Maximisation was a key concept for the formalists, as microeconomic models assumed that the economic choices made by individuals were intended to maximise, or at least optimise, utility. Substantivists, on the other hand, dismissed maximisation as irrelevant or inapplicable to a truly comparative economics. 'Patterned responses (or processes) in cultural systems cannot be accounted for by methodological individualism ... [which likewise] cannot explain why cross-cultural differences or similarities occur' (Halperin 1994a: 13). Furthermore, 'if we posit the same rational, utilitarian motives to individuals in all cultures . all economic processes in all cultures would appear to be identical' (1994a: 13), leaving the patent cross-cultural differences in economic institutions unexplained (see Isaac 1993: 223-5, 1996: 314-17, 329-32). Why, for instance, does one society define and maximise wealth in terms of outstanding reciprocal obligations, whereas another does so in terms of purchasing power to acquire material possessions? More generally, all economies have certain common features - 'exchanges, allocations, transfers, and appropriations of resources, labor, produce, and services' - yet they differ in 'how resources are directed to specific uses, how production is organized, and how goods are disposed of - in short, how the economy is instituted' (Dalton 1968: xvi, after Polanyi 1957). Overlooking such differences leads us into the trap of false equations: 'To call a cat a quadruped, and then to say that because cats and dogs are both quadrupeds I shall call them all cats, does not change the nature of cats. Neither does it confuse dogs; it merely confuses the reader' (Dalton 1966: 733-4; also see Sahlins 1960).
The formalists also argued that a deeper philosophical issue, induction versus deduction, lay behind the formalist-substantivist debate (Cook 1966b). Within this framework, Cook (1966a: 327) characterised the substantivists pejoratively as 'romanticists':
The Formalists ... focus on abstractions unlimited by time and place, and ... are prone to introspection or are synchronically oriented; they are scientific in outlook and mathematical in inclination, favor the deductive mode of inquiry, and are basically analytical in methodology ... The Romanticists ... focus on situations limited in time and space, and ... are prone to retrospection or are diachronically oriented; they are humanistic in outlook and nonmathematical in inclination, favor the inductive mode of inquiry, and are basically synthetic in methodology ... [T]he concern [here] will be to link Polanyi and his followers to the Romanticist tradition.
That the debate could be cast in terms of humanists (substantivists) versus nomothetical scientists (formalists) reveals why it could not be resolved.
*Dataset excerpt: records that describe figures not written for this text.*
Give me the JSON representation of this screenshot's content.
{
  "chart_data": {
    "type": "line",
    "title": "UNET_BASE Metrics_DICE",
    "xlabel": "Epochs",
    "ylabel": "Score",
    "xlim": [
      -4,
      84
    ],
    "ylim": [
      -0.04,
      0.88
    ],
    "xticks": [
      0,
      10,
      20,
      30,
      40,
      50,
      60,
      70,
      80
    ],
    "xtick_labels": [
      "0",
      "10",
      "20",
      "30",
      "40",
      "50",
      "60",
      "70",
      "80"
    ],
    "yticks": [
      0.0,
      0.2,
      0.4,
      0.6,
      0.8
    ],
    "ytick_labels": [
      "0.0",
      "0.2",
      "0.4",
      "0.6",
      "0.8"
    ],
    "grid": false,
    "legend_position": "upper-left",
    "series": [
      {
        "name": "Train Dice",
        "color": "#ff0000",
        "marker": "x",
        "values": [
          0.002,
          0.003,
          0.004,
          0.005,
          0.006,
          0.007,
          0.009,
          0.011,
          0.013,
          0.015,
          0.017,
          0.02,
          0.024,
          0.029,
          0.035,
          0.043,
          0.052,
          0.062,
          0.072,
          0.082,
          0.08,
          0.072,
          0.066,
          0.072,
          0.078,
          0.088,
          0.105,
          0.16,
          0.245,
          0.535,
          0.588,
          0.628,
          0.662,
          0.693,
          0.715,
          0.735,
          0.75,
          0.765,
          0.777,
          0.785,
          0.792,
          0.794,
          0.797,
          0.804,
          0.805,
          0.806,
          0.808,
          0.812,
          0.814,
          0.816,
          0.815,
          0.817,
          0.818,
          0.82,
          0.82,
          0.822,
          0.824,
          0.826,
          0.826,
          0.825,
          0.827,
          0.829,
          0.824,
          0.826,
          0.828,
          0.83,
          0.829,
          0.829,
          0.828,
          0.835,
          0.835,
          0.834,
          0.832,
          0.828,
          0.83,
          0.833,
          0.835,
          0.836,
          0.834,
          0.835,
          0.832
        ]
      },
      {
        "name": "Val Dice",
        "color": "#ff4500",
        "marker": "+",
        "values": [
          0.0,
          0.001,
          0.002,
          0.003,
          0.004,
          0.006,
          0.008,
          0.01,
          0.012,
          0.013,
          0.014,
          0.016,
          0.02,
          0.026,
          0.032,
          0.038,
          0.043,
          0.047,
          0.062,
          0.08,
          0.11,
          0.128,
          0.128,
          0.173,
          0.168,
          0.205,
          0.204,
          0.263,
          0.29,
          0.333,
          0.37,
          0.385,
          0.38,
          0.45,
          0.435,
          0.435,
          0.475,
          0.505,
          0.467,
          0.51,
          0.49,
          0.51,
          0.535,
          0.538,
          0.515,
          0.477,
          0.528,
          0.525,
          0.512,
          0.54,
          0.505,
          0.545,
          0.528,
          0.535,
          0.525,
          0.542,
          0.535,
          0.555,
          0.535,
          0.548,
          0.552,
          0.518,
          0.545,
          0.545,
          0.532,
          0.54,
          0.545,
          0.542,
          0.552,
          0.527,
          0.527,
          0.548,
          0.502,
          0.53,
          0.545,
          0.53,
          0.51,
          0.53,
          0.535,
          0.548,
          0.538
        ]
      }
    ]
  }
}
In a nutshell, it involved philosophical issues that are larger than economic anthropology or even anthropology as a whole. The kinds of oppositions that structured the formalist-substantivist debate are irresolvable social science perennials. Tom Campbell (1981) delineated five of them: idealist-materialist, descriptive-normative, individualistic-holistic, conflict-consensus, posi-tivist-interpretative. Elman Service (1987) pointed to eight such 'bifurcations' in the history of anthropology, including positivism-humanism, comparative method-holism, generalisation-particularism and evolution-relativity. In economics, similar oppositions exist between institutionalists and conventional microeconomists (see Dowling 1979; Neale 1990; Stanfield 1986: 18, 132ff.). None of these tensions can be resolved in an either-or manner, whether philosophically, methodologically or analytically, except in relation to specific research problems or as a matter of personal preference.
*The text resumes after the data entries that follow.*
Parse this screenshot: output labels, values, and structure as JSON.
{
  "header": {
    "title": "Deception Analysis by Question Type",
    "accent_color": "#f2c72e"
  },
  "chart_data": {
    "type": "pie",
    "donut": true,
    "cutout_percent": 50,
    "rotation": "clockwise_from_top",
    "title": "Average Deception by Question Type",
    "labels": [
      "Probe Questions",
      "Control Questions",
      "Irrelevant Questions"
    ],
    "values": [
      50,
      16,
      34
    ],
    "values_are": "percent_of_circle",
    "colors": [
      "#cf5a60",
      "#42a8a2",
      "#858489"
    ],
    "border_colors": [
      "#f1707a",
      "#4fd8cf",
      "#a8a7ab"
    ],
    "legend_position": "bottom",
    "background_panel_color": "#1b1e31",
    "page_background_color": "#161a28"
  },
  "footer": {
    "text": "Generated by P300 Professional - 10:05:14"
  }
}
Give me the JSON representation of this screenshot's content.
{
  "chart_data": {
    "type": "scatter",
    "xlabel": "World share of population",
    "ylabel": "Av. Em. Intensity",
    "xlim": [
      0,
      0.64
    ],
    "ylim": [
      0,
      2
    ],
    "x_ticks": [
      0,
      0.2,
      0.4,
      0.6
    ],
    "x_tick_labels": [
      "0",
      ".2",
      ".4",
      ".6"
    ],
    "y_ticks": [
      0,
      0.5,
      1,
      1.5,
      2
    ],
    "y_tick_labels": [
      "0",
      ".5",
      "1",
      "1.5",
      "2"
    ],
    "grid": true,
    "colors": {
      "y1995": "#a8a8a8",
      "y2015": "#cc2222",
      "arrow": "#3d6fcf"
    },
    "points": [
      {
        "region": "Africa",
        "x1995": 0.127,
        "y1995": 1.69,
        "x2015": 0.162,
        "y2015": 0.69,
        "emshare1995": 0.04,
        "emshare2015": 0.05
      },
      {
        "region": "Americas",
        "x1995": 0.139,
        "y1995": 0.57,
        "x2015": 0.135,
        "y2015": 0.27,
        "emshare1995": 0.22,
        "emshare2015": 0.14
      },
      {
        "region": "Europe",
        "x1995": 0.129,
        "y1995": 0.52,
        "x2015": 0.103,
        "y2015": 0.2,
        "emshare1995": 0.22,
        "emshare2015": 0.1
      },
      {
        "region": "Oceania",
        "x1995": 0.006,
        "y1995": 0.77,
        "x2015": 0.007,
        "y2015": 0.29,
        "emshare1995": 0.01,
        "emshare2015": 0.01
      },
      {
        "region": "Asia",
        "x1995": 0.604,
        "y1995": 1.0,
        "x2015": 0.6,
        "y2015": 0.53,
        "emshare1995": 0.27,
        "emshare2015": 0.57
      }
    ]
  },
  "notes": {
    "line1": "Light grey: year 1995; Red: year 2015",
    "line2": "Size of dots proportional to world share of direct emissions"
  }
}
Cook's use of the pejorative 'romanticist' to characterise the substantivists signals the debate's second dimension, alluded to earlier. While Cook accepted substantivism as 'one meaningful approach' to the study of 'extinct' and 'primitive' economies, he rejected it on the grounds that economic anthropology no longer concerned itself primarily with such economies, which were 'rapidly disappearing as ethnographic entities, being displaced by market-influenced or -dominated transitional and peasant economies' (Cook 1966a: 325). The economic anthropology of the future, in contrast, 'will be focused on development - the peasantization of the primitive and the proletarianization of the peasant'. Accordingly, it will require 'the sophisticated model-building skills of the economist' (1966a: 337-8).
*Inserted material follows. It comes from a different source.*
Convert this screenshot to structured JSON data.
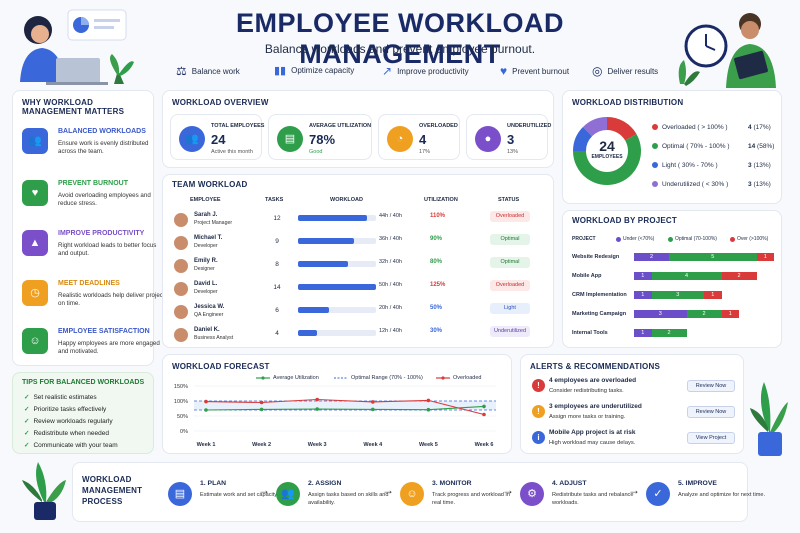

George Dalton, who became the leading substantivist spokesman after Polanyi's death in 1964, largely agreed that substantivism was apposite only for 'aboriginal (pre-colonial) economies in stateless societies', 'aboriginal (pre-colonial) economies in tribal kingdoms' and 'early, traditional, premodern sub-sets of peasantries in states' (Dalton 1990: 166-7). Polanyi would have been deeply shocked that his leading acolyte took that position, because Polanyi's motivation for studying ancient and non-Western economies was to construct a truly universal framework for comparative economics. As we shall see, Dalton's constrictive outlook, echoing as it did the formalists' position, contributed to substantivism's decline in the 1980s and 1990s.
During the 1960s and 1970s, sociocultural anthropology's core group was evolutionary (cross-temporal) and broadly comparative (cross-cultural) in outlook, and especially in the Americas was closely linked to ethnohistory and archaeology. This was the anthropological framework addressed by the interdisciplinary Polanyi group that coalesced around the master at Columbia University in New York in 1947-53 and issued the seminal Trade and market in the early empires (Polanyi, Arensberg and Pearson 1957). Following Polanyi's death in 1964 and in the wake of the enormous success of the 1957 book, his followers continued to address that framework. In anthropology, his mantle was assumed by economist-turned-anthropologist Dalton, who collaborated both formally and informally throughout his career with anthropologist Paul Bohannan, his colleague at Northwestern University. Dalton ignored Polanyi's larger purposes, perhaps because they involved a critique of capitalism and of industrial societies generally, and kept substantivism's focus upon pre-industrial societies. This left substantivism largely stranded when sociocultural anthropology turned increasingly towards the study of contemporary populations during the 1980s and 1990s. Because these populations had economies that both the formalists and Dalton, the leading substantivist spokesman, agreed required 'formal economics' for their analysis, economic anthropology became predominantly formalist and virtually synonymous with studies of Third-World economic development (see Isaac 1993).
Polanyi also would have been bemused by Dalton's (1981) vehement insistence, long after the threat of censure against Marxists had vanished in Western countries, that Polanyi's thinking had no intellectual connection whatsoever with Marxism. In retrospect, it is difficult to explain how Dalton, who claimed close intellectual kinship with Polanyi, could have held that position (Isaac 1984: 14-20). In a widely known paper, Rhoda Halperin (1975) had laid fully bare the Marxian origin of Polanyi's basic ideas, such as economic embeddedness. She was unable to get her interpretation published for another nine years (Halperin 1984), though, because not only Dalton but also the whole surviving Polanyi group were adamantly set against drawing that connection. In the 1990s, Halperin's position was fully vindicated (see, for example, Polanyi-Levitt 1990), but by then Marxism had become a rival third school within economic anthropology. Along with formalism, Marxism claimed a universality of application that substantivism was said to lack. Thus, Dalton's inability or unwillingness to recognise either Polanyi's basic intention, to develop a truly cross-cultural comparative economics by illuminating and critiquing Western economies through the study of ancient and non-Western cases, or his intellectual debt to Karl Marx, contributed to substantivism's demise in economic anthropology.